E as ideias são tramadas. De entre tantos, Malraux disse-o sempre: são elas o húmus de qualquer revolução e, por isso, nas ditaduras, de direita ou de esquerda, a ignorância é a água-benta do regime. Quando se questiona, os alicerces do que se tem por eterno abalam e é exactamente isso que hoje me assusta. Digo-o sem rodeios: faltam ideias e as pessoas, em regra, estão dispostas a pensar pouco. Vejo-o no meio académico, onde esperaria, como regra, que os meus estudantes fossem mais interventivos, mais rebeldes do prisma das ideias, que não aceitassem as coisas como um a priori imutável e sagrado. Atenção que não é este o discurso que detesto do “no meu tempo é que era bom”.

Os actuais jovens têm potencialidades fantásticas – conheço-as e convivo com elas diariamente. Mas também sofrem de “preguiça tecnológica”, embora mantenham a pulsão para o saber, por ser co-natural ao ser humano. Essa preguiça advém das maravilhas da tecnologia que nenhum de nós esconjura, mas que exige da parte de todos, sobretudo pais e educadores, a inteligência de a colocar ao serviço da inquietude, do desassossego, e não da passividade, do “não vale a pena”.

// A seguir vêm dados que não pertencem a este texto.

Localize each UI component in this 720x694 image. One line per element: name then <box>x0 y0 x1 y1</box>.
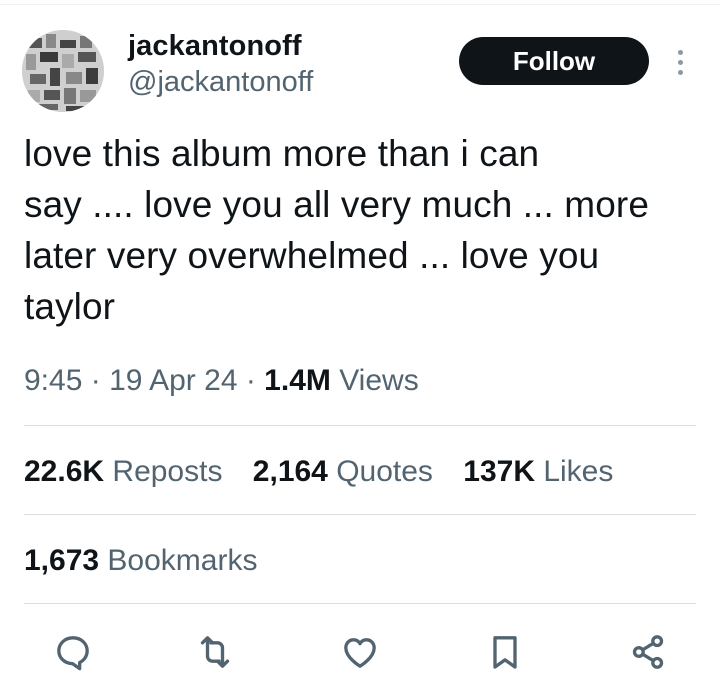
more-dot <box>677 49 683 55</box>
divider <box>24 603 696 604</box>
quotes-label: Quotes <box>327 455 433 488</box>
bookmark-button[interactable] <box>483 630 527 674</box>
engagement-stats: 22.6K Reposts 2,164 Quotes 137K Likes <box>24 453 635 491</box>
avatar[interactable] <box>22 30 104 112</box>
views-label: Views <box>330 364 419 397</box>
tweet-header: jackantonoff @jackantonoff Follow <box>22 24 698 114</box>
reposts-stat[interactable]: 22.6K Reposts <box>24 455 222 488</box>
likes-count: 137K <box>463 455 535 488</box>
divider <box>24 514 696 515</box>
meta-separator: · <box>237 364 265 397</box>
reply-icon <box>57 636 89 671</box>
tweet-text: love this album more than i can say ....… <box>24 133 649 327</box>
more-dot <box>677 69 683 75</box>
repost-button[interactable] <box>193 630 237 674</box>
action-bar <box>0 630 720 680</box>
bookmarks-count: 1,673 <box>24 544 100 577</box>
quotes-count: 2,164 <box>252 455 328 488</box>
reply-button[interactable] <box>51 630 95 674</box>
repost-icon <box>200 636 230 668</box>
author-names[interactable]: jackantonoff @jackantonoff <box>128 28 313 100</box>
like-icon <box>344 638 376 668</box>
reposts-count: 22.6K <box>24 455 105 488</box>
tweet-time[interactable]: 9:45 <box>24 364 82 397</box>
views-count[interactable]: 1.4M <box>264 364 331 397</box>
quotes-stat[interactable]: 2,164 Quotes <box>253 455 433 488</box>
tweet-date[interactable]: 19 Apr 24 <box>109 364 237 397</box>
divider <box>24 425 696 426</box>
follow-button[interactable]: Follow <box>459 37 649 85</box>
tweet-meta: 9:45 · 19 Apr 24 · 1.4M Views <box>24 362 419 400</box>
share-icon <box>632 635 664 669</box>
like-button[interactable] <box>338 630 382 674</box>
likes-label: Likes <box>535 455 614 488</box>
more-dot <box>677 59 683 65</box>
meta-separator: · <box>82 364 110 397</box>
reposts-label: Reposts <box>104 455 223 488</box>
user-handle[interactable]: @jackantonoff <box>128 64 313 100</box>
avatar-image <box>22 30 104 112</box>
bookmark-icon <box>493 636 517 669</box>
top-divider <box>0 4 720 5</box>
share-button[interactable] <box>626 630 670 674</box>
more-dots-icon[interactable] <box>668 42 692 82</box>
display-name[interactable]: jackantonoff <box>128 28 313 64</box>
bookmarks-stat[interactable]: 1,673 Bookmarks <box>24 542 257 580</box>
bookmarks-label: Bookmarks <box>99 544 258 577</box>
likes-stat[interactable]: 137K Likes <box>463 455 613 488</box>
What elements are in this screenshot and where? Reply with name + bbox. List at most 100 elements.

O 25 de Abril começou por não valer a pena na cabeça de muitos, e tantos morreram ou sofreram horrores simplesmente por ousarem sonhar os valores em que acreditavam. O PCP é credor (como o PS, embora de forma diferente) da nossa homenagem, e homens como Álvaro Cunhal, ainda que com o natural medo que todos sentimos, ousaram cortar amarras, aceitando a prisão e o sofrimento físico e psíquico. Para além de outros aspectos, o facto de, ao invés de tantos países europeus, ainda termos um Partido Comunista forte e com uma base de apoio sólida, deve-se ao papel que desempenhou na luta contra a ditadura. E, embora não sendo comunista, como democrata republicano, reconheço a grande utilidade do PCP no nosso sistema político e na luta pela concretização dos valores de Abril. Felizmente, o PCP não conseguiu substituir uma ditadura de direita por uma de esquerda, transformando-nos na famosa “Cuba da Europa”.

E aí há que prestar homenagem ao que muitos designam de “contra-revolução” de Novembro. Para mim, sempre a vi como o recentrar do programa de Abril e a abertura de portas a um Portugal moderno, democrata, livre, pluralista e fiel ao projecto europeu.

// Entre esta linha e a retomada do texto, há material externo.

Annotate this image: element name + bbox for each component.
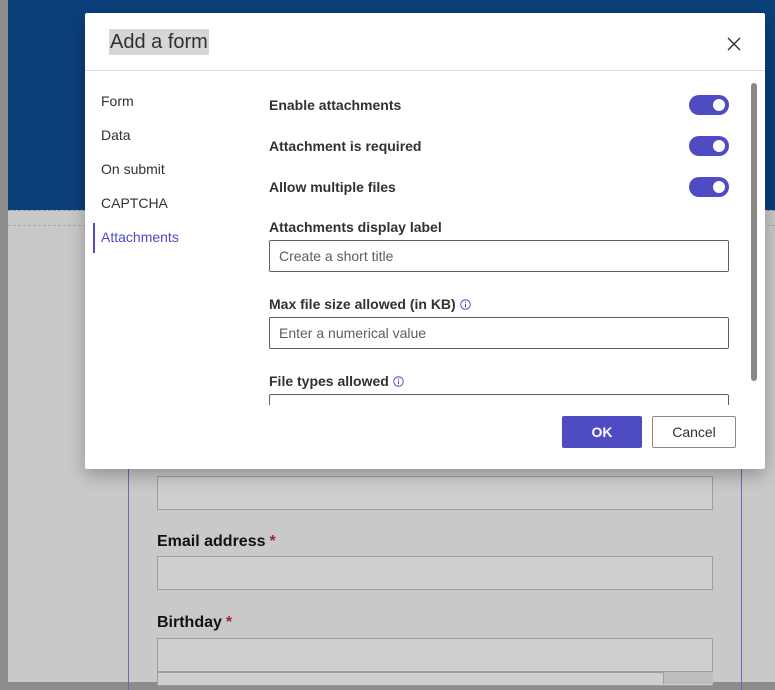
close-button[interactable] <box>723 33 745 55</box>
scrollbar-thumb[interactable] <box>751 83 757 381</box>
nav-item-label: On submit <box>101 161 165 177</box>
max-size-input[interactable] <box>269 317 729 349</box>
enable-attachments-toggle[interactable] <box>689 95 729 115</box>
nav-item-data[interactable]: Data <box>93 121 243 155</box>
enable-attachments-row: Enable attachments <box>269 95 729 119</box>
enable-attachments-label: Enable attachments <box>269 97 402 113</box>
nav-item-label: CAPTCHA <box>101 195 168 211</box>
add-form-dialog: Add a form Form Data On submit CAPTCHA A… <box>85 13 765 469</box>
nav-item-captcha[interactable]: CAPTCHA <box>93 189 243 223</box>
dialog-nav: Form Data On submit CAPTCHA Attachments <box>93 87 243 257</box>
toggle-knob <box>713 140 725 152</box>
allow-multiple-row: Allow multiple files <box>269 177 729 201</box>
nav-item-label: Form <box>101 93 134 109</box>
max-size-label: Max file size allowed (in KB) <box>269 296 456 312</box>
birthday-field <box>157 638 713 672</box>
ok-button[interactable]: OK <box>562 416 642 448</box>
display-label-input[interactable] <box>269 240 729 272</box>
allow-multiple-toggle[interactable] <box>689 177 729 197</box>
attachments-settings-pane: Enable attachments Attachment is require… <box>269 83 745 405</box>
required-mark: * <box>269 533 276 550</box>
email-field <box>157 556 713 590</box>
nav-item-label: Attachments <box>101 229 179 245</box>
dialog-title: Add a form <box>109 29 209 55</box>
nav-item-label: Data <box>101 127 131 143</box>
email-label: Email address * <box>157 533 276 551</box>
birthday-picker-field <box>157 672 713 686</box>
birthday-label-text: Birthday <box>157 614 222 631</box>
email-label-text: Email address <box>157 533 266 550</box>
toggle-knob <box>713 99 725 111</box>
attachment-required-row: Attachment is required <box>269 136 729 160</box>
close-icon <box>727 37 741 51</box>
file-types-label: File types allowed <box>269 373 389 389</box>
nav-item-attachments[interactable]: Attachments <box>93 223 243 257</box>
info-icon[interactable] <box>393 376 404 387</box>
required-mark: * <box>225 614 233 631</box>
attachment-required-label: Attachment is required <box>269 138 422 154</box>
display-label-title: Attachments display label <box>269 219 442 235</box>
calendar-button <box>663 672 713 684</box>
attachment-required-toggle[interactable] <box>689 136 729 156</box>
pane-scrollbar[interactable] <box>751 83 759 405</box>
allow-multiple-label: Allow multiple files <box>269 179 396 195</box>
nav-item-form[interactable]: Form <box>93 87 243 121</box>
nav-item-on-submit[interactable]: On submit <box>93 155 243 189</box>
toggle-knob <box>713 181 725 193</box>
title-divider <box>85 70 765 71</box>
birthday-label: Birthday * <box>157 614 232 632</box>
info-icon[interactable] <box>459 299 471 310</box>
file-types-title: File types allowed <box>269 373 404 389</box>
max-size-title: Max file size allowed (in KB) <box>269 296 471 312</box>
cancel-button[interactable]: Cancel <box>652 416 736 448</box>
background-name-field <box>157 476 713 510</box>
file-types-input[interactable] <box>269 394 729 405</box>
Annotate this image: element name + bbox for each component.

Sempre me incomodou a questão do que falta cumprir em Abril, por me parecer que se usa esta data para tudo e mais alguma coisa, numa espécie de “pan-abrilização” das aspirações do povo. Como se esta data inicial da nossa vida democrática fosse o repositório de tudo aquilo que validamente desejamos para nós e para a nossa comunidade. O constante do programa do MFA cumpriu-se. Simplesmente, ele era e é um programa intemporal e, por isso, de realização diária e prospectiva. “Democratizar” e “desenvolver” foram os desafios mais ousados, por nunca estarem cumpridos por natureza. É também essa a beleza da nossa Constituição de 1976, com o recentrar mais moderado da Revisão de 1982.

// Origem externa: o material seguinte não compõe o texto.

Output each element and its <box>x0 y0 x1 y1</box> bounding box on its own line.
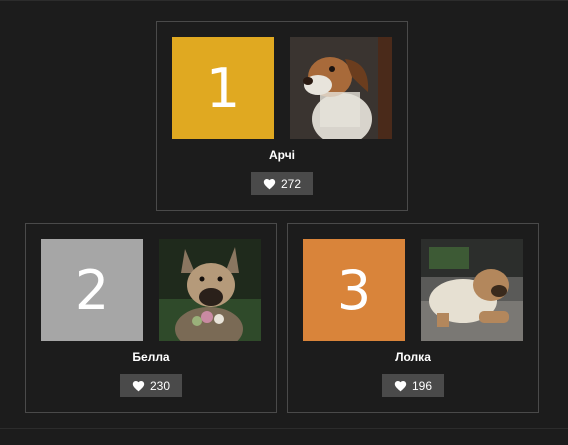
leaderboard-card-3: 3 Лолка 196 <box>287 223 539 413</box>
like-button[interactable]: 230 <box>120 374 182 397</box>
dog-photo[interactable] <box>421 239 523 341</box>
heart-icon <box>394 380 407 392</box>
like-count: 272 <box>280 176 302 191</box>
heart-icon <box>263 178 276 190</box>
like-count: 196 <box>411 378 433 393</box>
leaderboard-card-1: 1 Арчі 272 <box>156 21 408 211</box>
dog-name: Арчі <box>269 148 295 162</box>
dog-photo[interactable] <box>159 239 261 341</box>
like-button[interactable]: 272 <box>251 172 313 195</box>
dog-photo[interactable] <box>290 37 392 139</box>
like-button[interactable]: 196 <box>382 374 444 397</box>
bottom-divider <box>0 428 568 429</box>
dog-photo-sharpei-icon <box>421 239 523 341</box>
heart-icon <box>132 380 145 392</box>
top-divider <box>0 0 568 1</box>
rank-badge: 1 <box>172 37 274 139</box>
leaderboard-card-2: 2 Белла 230 <box>25 223 277 413</box>
dog-photo-hound-icon <box>290 37 392 139</box>
rank-badge: 3 <box>303 239 405 341</box>
dog-name: Лолка <box>395 350 431 364</box>
dog-photo-shepherd-icon <box>159 239 261 341</box>
like-count: 230 <box>149 378 171 393</box>
dog-name: Белла <box>132 350 170 364</box>
rank-badge: 2 <box>41 239 143 341</box>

Hoje, sobretudo, agradeço a todas as gerações anteriores à minha, por me permitirem desenvolver as minhas capacidades, independentemente de os meus pais serem cabeleireiro e modista e de as minhas avós terem sido operária fabril e cozinheira na casa de um juiz, ou de uma das minhas bisavós ter sido hortaliceira. Tenho muito orgulho em todos eles, tal como me sinto muito feliz por ser português e olhar para o percurso trilhado desde aquela madrugada que nos libertou das grilhetas de quem não queria ler o tempo.